HomeScience & TechA geological model of the Earth reveals the last 100 million years

A geological model of the Earth reveals the last 100 million years

Scientists today published new research revealing a detailed and dynamic model of Earth’s surface over the past 100 million years. According to the research, the research provides for the first time a high-resolution understanding of how today’s geophysical landscape was created and how millions of tons of sediment flowed into the oceans.

Climate, tectonics and time combine to create powerful forces that shape the face of our planet. Add the gradual shaping of the earth’s surface by rivers, and what appears to us as solid as rock is constantly changing.

However, our understanding of this dynamic process has been patchy at best. To predict the future, we need to understand the past. But our geological models have provided only a fragmented understanding of how the recent physical features of our planet formed,” said lead author Tristan Salles of the University of Sydney School of Geosciences in Australia.

“If you’re looking for a coherent model of the interplay between watersheds, global-scale erosion, and high-resolution sediment deposition over the last 100 million years, it simply doesn’t exist,” Salles said.

“So this is a big advance. It’s not just a tool that will help us explore the past, but it will also help scientists understand and predict the future,” Salles said. In collaboration with scientists in France, geoscientists from the University of Sydney published this new model in the journal Science.

Using a framework including geodynamics, tectonics and climate forces with surface processes, the scientific team presented a new dynamic model of the past 100 million years with high resolution, up to 10 kilometers, divided into million-year time frames, the research said.

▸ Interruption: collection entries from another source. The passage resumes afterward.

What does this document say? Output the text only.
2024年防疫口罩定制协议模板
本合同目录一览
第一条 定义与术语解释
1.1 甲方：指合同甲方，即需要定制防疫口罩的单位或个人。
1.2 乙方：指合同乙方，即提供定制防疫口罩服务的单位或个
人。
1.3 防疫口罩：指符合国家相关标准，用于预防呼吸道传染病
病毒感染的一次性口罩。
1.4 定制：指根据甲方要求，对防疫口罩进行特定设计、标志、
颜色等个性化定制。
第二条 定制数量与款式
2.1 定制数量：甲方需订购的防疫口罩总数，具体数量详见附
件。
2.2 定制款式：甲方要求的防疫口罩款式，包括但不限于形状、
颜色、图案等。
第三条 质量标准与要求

“This unprecedented high-resolution model of Earth’s recent past will equip geoscientists with a more complete and dynamic understanding of the Earth’s surface,” said second author Laurent Husson of the Institut des Sciences de la Terre in Grenoble, France.

“Critically, it captures the dynamics of land-to-ocean sediment transport in a way we haven’t been able to before,” Husson said.

Salles said understanding the flow of Earth’s sediments into the marine environment is vital to understanding current ocean chemistry.

“As ocean chemistry is changing rapidly due to human-induced climate change, having a more complete picture can help our understanding of the marine environment,” he said.

The model will allow scientists to test different theories about how Earth’s surface will respond to changing climate and tectonic forces, the research said.

The research also provides an improved model for understanding how terrestrial sediment transport regulates the planet’s carbon cycle over millions of years, he said.

“Our findings will provide scientists in other fields with a dynamic and detailed background for preparing and testing hypotheses such as biochemical cycles or biological evolution,” said Salles.